After the officers refused to answer why Nazario was being detained, Gutierrez shot OC spray directly into his face for not immediately getting on the ground during a routine traffic stop. As Nazario exited the vehicle, the officers reportedly kicked him in the back of the legs and repeatedly struck him on the ground.

Nazario kept telling the officers that his dog was in the vehicle and choking due to the OC spray. When asked if Nazario had a gun in the vehicle, he confirmed the location of his firearm within the Tahoe. The officers immediately ran the serial number but discovered that it was legally registered to Nazario.

According to Nazario’s complaint, the officers attempted to extort his silence in exchange for not initiating an illegal prosecution. After releasing Nazario without charges, the officers allegedly filed false reports accusing the Army Lieutenant of wantonly disregarding the lights and siren of Crocker’s patrol car, refusing to put his hands outside the vehicle window, not displaying his temporary license plates, and other fabrications.

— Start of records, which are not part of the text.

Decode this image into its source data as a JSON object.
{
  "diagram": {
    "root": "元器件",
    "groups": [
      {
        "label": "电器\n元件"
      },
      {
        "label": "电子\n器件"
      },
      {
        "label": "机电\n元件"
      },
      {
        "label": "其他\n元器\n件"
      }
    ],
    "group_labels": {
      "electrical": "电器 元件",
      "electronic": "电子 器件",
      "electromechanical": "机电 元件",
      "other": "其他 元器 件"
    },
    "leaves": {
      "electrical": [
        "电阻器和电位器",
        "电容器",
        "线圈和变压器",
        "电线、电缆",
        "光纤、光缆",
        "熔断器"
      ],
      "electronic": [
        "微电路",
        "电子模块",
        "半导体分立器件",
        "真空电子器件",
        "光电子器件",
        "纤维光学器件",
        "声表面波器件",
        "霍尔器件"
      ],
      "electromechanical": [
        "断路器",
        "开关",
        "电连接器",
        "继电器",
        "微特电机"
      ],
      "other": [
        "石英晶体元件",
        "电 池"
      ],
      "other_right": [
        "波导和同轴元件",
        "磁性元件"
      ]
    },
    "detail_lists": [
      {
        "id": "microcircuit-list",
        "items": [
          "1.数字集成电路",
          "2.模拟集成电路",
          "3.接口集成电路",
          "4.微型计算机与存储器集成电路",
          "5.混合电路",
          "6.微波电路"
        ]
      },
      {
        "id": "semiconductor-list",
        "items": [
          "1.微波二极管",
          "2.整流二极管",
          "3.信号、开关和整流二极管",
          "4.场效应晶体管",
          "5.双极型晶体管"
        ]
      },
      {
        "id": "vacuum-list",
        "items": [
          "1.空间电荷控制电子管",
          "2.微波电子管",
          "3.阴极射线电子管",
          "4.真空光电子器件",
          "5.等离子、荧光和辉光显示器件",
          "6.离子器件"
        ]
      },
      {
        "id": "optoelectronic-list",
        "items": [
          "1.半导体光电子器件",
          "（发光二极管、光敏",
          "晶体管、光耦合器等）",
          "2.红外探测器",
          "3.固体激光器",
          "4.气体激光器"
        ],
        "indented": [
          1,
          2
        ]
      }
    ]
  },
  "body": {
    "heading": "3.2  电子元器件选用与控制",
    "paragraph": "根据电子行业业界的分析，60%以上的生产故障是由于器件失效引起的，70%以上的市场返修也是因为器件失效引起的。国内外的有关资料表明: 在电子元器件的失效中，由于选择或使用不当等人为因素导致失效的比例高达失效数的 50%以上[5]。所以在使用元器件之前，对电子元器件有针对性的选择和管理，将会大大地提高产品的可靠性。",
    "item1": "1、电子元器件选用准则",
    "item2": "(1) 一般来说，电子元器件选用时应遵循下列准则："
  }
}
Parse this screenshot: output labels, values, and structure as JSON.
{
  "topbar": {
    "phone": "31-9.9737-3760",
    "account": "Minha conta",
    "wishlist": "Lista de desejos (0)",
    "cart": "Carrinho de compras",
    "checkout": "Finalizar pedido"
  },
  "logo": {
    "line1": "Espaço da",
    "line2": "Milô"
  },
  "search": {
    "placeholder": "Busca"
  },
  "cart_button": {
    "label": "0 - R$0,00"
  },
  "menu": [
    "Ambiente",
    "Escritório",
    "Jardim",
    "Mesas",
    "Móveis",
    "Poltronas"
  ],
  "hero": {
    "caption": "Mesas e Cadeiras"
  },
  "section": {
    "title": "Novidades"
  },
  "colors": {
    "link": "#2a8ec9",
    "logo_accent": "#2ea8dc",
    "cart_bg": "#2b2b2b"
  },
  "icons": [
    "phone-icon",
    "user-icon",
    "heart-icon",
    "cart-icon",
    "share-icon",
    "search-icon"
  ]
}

“These cameras captured footage of behavior consistent with a disgusting nationwide trend of law enforcement officers, who, believing they can operate with complete impunity, engage in unprofessional, discourteous, racially biased, dangerous and sometimes deadly abuses of authority,” the lawsuit said.

According to the lawsuit, the incident was recorded on at least three separate cameras. Crocker and Guiterrez recorded footage on their police body cameras, while Nazario used his cellphone to record the violent encounter.

Police officials have confirmed that both officers continue to work for the department.